Parents have been insisting that you give your children a shot — and now major companies are getting on board.
Tumor-suppressing immune peptides and autoantibodies are at the forefront of a new wave of antibacterial immunotherapy treatments — including the world’s first cellular vaccine against a new microbial autoantibody not seen before, the Centers for Disease Control and Prevention (CDC) announced last week.
This news brings to mind the infamous Hoffa vaccine, given to members of the Teamsters that controlled private railroads in the early 20th century, as it could offer improvements over traditional vaccines for health care professionals and/or even patients. That vaccine was halted in 1948, just a few years after its introduction because of potential side effects including necrotizing fasciitis (rapid death due to amputation or deep tissue damage), sepsis, asthma and flu-like illness.
Through relatively small, pilot tests of the vaccine, doctors have found that when injected in people who have been infected with the new omicron variant microbe, it made blood cells capable of attacking and containing the infection.
Researchers also found that when testing a similar vaccine against another microbe called NDM, the peptide was also present in a person’s red blood cells.
(The NDM variant is characterized by a gene mutation that allows the bug to replicate more quickly than normal, making it a difficult bug to eradicate, and it has become the world’s deadliest cause of food poisoning. However, NDM-1 bacteria were never encountered by physicians in the first few decades of diagnostic advances that have made it to our bloodstreams.)
For some time, researchers have been hoping to study blood transfusions as they are used in place of using bacteria that can cause life-threatening infections. And a flu vaccine could be developed, the CDC said, since seasonal flu vaccines are “inadequate.”

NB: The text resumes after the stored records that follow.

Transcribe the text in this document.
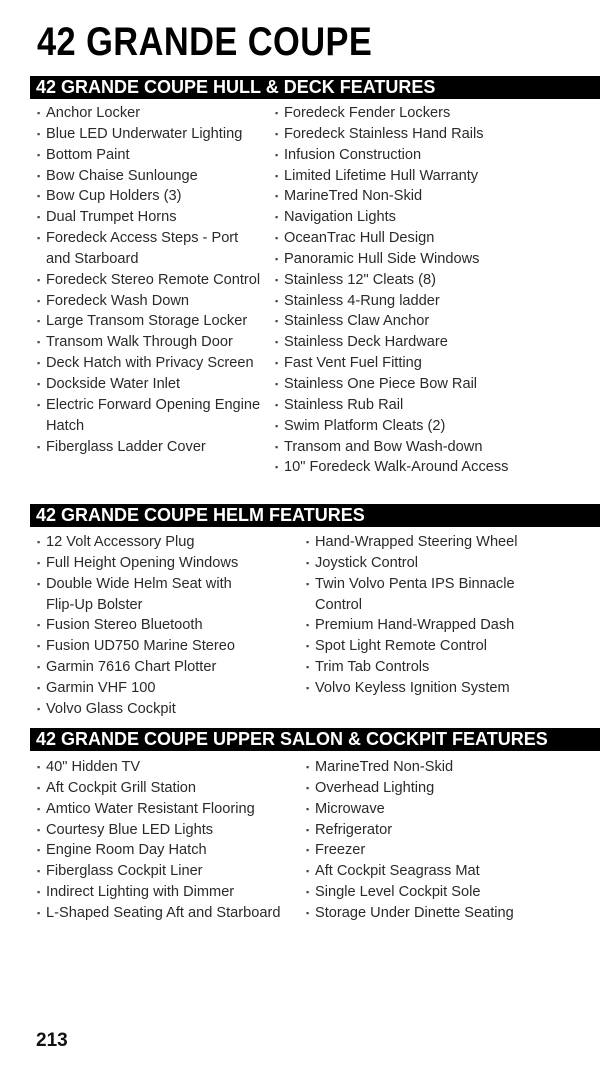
42 GRANDE COUPE
42 GRANDE COUPE HULL & DECK FEATURES
▪ Anchor Locker
▪ Blue LED Underwater Lighting
▪ Bottom Paint
▪ Bow Chaise Sunlounge
▪ Bow Cup Holders (3)
▪ Dual Trumpet Horns
▪ Foredeck Access Steps - Port and Starboard
▪ Foredeck Stereo Remote Control
▪ Foredeck Wash Down
▪ Large Transom Storage Locker
▪ Transom Walk Through Door
▪ Deck Hatch with Privacy Screen
▪ Dockside Water Inlet
▪ Electric Forward Opening Engine Hatch
▪ Fiberglass Ladder Cover
▪ Foredeck Fender Lockers
▪ Foredeck Stainless Hand Rails
▪ Infusion Construction
▪ Limited Lifetime Hull Warranty
▪ MarineTred Non-Skid
▪ Navigation Lights
▪ OceanTrac Hull Design
▪ Panoramic Hull Side Windows
▪ Stainless 12" Cleats (8)
▪ Stainless 4-Rung ladder
▪ Stainless Claw Anchor
▪ Stainless Deck Hardware
▪ Fast Vent Fuel Fitting
▪ Stainless One Piece Bow Rail
▪ Stainless Rub Rail
▪ Swim Platform Cleats (2)
▪ Transom and Bow Wash-down
▪ 10" Foredeck Walk-Around Access
42 GRANDE COUPE HELM FEATURES
▪ 12 Volt Accessory Plug
▪ Full Height Opening Windows
▪ Double Wide Helm Seat with Flip-Up Bolster
▪ Fusion Stereo Bluetooth
▪ Fusion UD750 Marine Stereo
▪ Garmin 7616 Chart Plotter
▪ Garmin VHF 100
▪ Volvo Glass Cockpit
▪ Hand-Wrapped Steering Wheel
▪ Joystick Control
▪ Twin Volvo Penta IPS Binnacle Control
▪ Premium Hand-Wrapped Dash
▪ Spot Light Remote Control
▪ Trim Tab Controls
▪ Volvo Keyless Ignition System
42 GRANDE COUPE UPPER SALON & COCKPIT FEATURES
▪ 40" Hidden TV
▪ Aft Cockpit Grill Station
▪ Amtico Water Resistant Flooring
▪ Courtesy Blue LED Lights
▪ Engine Room Day Hatch
▪ Fiberglass Cockpit Liner
▪ Indirect Lighting with Dimmer
▪ L-Shaped Seating Aft and Starboard
▪ MarineTred Non-Skid
▪ Overhead Lighting
▪ Microwave
▪ Refrigerator
▪ Freezer
▪ Aft Cockpit Seagrass Mat
▪ Single Level Cockpit Sole
▪ Storage Under Dinette Seating
213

Think of the vaccines tested against omicron as a “boost” to the current flu vaccine, with a potential to “prime” the immune system to fight off illness in people who suffer from type-1 diabetes.
“We expect it will be useful in terms of preventing outbreaks of serious infection in patients with compromised immune systems, but we’re unsure what the actual long-term impact might be,” said Gregory Poland, a scientist with the National Institute of Allergy and Infectious Diseases (NIAID), and principal investigator of this study.
Initial data shows that the new peptide vaccine made a difference in the treatment of these particular infections, thanks to the way the peptide encourages body cells to attack and suppress the origin of the infections.
The new omicron test and the peptide vaccine will be the next frontier in both the field of vaccine research and in health care itself, according to a senior project scientist for the Office of Science at the National Institutes of Health (NIH). Dr. Fred Kappler said, “It’s really critical that we have the technologies available to us to be able to translate drug discovery into innovation for disease.”
How this could affect us now and going forward will be brought to a vote of the American public through the FDA.